A Missouri teacher says she was intimidated and bullied because she opposes the newly implemented Common Core, a new standardized testing and lesson plan that has been adopted by 45 states.
Kindergarten teacher Susan Kimball of Sikeston, Missouri, testified in a legislative hearing that her bosses and fellow teachers had pressured her and others not to speak negatively about Common Core in public or online, lest they face repercussions at work.

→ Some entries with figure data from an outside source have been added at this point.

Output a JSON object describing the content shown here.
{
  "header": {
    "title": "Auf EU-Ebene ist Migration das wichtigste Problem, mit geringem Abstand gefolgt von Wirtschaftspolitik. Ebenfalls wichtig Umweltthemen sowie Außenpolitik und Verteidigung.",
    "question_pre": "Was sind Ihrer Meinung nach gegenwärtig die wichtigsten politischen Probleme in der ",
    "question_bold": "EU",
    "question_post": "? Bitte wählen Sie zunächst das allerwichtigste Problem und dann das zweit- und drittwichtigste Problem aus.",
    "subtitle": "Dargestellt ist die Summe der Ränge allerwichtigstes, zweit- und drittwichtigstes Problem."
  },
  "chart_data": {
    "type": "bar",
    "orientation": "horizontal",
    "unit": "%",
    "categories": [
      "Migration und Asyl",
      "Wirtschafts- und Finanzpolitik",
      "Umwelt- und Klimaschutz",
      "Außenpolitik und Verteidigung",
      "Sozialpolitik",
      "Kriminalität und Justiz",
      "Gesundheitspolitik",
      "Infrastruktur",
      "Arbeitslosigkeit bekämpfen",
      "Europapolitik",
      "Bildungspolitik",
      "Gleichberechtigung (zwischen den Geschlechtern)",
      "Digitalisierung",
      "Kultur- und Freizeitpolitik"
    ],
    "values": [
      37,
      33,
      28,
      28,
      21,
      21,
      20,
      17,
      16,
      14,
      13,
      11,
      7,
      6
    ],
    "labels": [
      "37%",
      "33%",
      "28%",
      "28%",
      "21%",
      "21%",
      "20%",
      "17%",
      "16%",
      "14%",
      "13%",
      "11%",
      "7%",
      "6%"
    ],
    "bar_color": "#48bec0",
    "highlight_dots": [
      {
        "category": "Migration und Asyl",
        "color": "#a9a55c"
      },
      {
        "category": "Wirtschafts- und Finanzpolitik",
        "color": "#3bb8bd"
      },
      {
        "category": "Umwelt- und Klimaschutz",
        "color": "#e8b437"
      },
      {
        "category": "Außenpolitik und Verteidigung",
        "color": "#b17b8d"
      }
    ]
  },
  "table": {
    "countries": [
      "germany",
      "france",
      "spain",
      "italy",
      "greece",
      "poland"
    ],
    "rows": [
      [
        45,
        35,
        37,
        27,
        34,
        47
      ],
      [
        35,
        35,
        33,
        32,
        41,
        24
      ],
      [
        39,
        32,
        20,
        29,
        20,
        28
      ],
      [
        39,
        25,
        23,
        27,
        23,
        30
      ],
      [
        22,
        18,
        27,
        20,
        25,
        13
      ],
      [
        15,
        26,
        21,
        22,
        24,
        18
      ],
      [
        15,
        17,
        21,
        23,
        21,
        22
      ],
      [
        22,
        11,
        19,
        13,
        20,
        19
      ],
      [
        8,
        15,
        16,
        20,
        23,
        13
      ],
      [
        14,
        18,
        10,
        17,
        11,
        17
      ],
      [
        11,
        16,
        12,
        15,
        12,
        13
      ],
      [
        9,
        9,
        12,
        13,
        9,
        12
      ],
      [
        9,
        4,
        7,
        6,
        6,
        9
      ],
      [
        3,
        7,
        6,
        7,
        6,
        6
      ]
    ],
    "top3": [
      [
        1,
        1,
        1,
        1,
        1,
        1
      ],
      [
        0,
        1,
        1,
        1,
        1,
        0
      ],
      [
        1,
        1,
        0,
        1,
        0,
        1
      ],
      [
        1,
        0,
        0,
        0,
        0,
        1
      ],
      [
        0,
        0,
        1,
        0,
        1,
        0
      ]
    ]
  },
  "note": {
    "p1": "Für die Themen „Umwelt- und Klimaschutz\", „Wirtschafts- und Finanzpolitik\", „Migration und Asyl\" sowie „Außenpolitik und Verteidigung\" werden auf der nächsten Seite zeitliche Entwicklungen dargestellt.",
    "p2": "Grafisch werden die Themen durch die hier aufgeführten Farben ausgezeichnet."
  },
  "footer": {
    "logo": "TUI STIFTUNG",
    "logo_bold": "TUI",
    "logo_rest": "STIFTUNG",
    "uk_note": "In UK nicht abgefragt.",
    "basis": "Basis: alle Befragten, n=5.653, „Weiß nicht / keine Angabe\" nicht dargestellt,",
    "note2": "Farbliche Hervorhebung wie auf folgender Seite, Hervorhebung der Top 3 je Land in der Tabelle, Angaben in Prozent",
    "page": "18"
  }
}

“In a professional development meeting … in November, and at a faculty meeting in January, we were told in my building, and I quote, ‘Be careful about what you post on Facebook, or talk about in the public regarding Common Core. Don’t say anything negative. It could affect your job,’” Kimball recalled for the Missouri Senate Education Committee. Video of her testimony was recorded by Duane Lester, a conservative blogger, who was asked by several activists to attend and videotape the testimony and questions. (Lester says he’s not an activist on the issue, but he’s concerned about the lack of transparency and cost of implementing new standards.)
“When I turned in a personal day request to come support the rally for House Bill 1490, I was asked by my principal, ‘Do you really want that in your personnel file?’ And then I was bullied and ostracized by my administration, a few other teachers and the president of the school board. And that continues today,” Kimball said.
Common Core is a set of math and reading curricula and tests promoted by the Obama administration; Kimball was testifying in favor of two Senate bills that would remove or curb Common Core in Missouri schools.
“It has been heart-wrenching to watch my students frustration when having to be taught these lessons, especially when I know better from all my years of teaching that this is not appropriate, but I am powerless to do anything,” she said.
The testimony comes as millions of students try out Common Core testing for the first time. The results won’t be applied to the students or given to their teachers, but instead used by the test creators to continue developing the program.
Emails to anti-Common Core organizers in Missouri were unanswered by press time.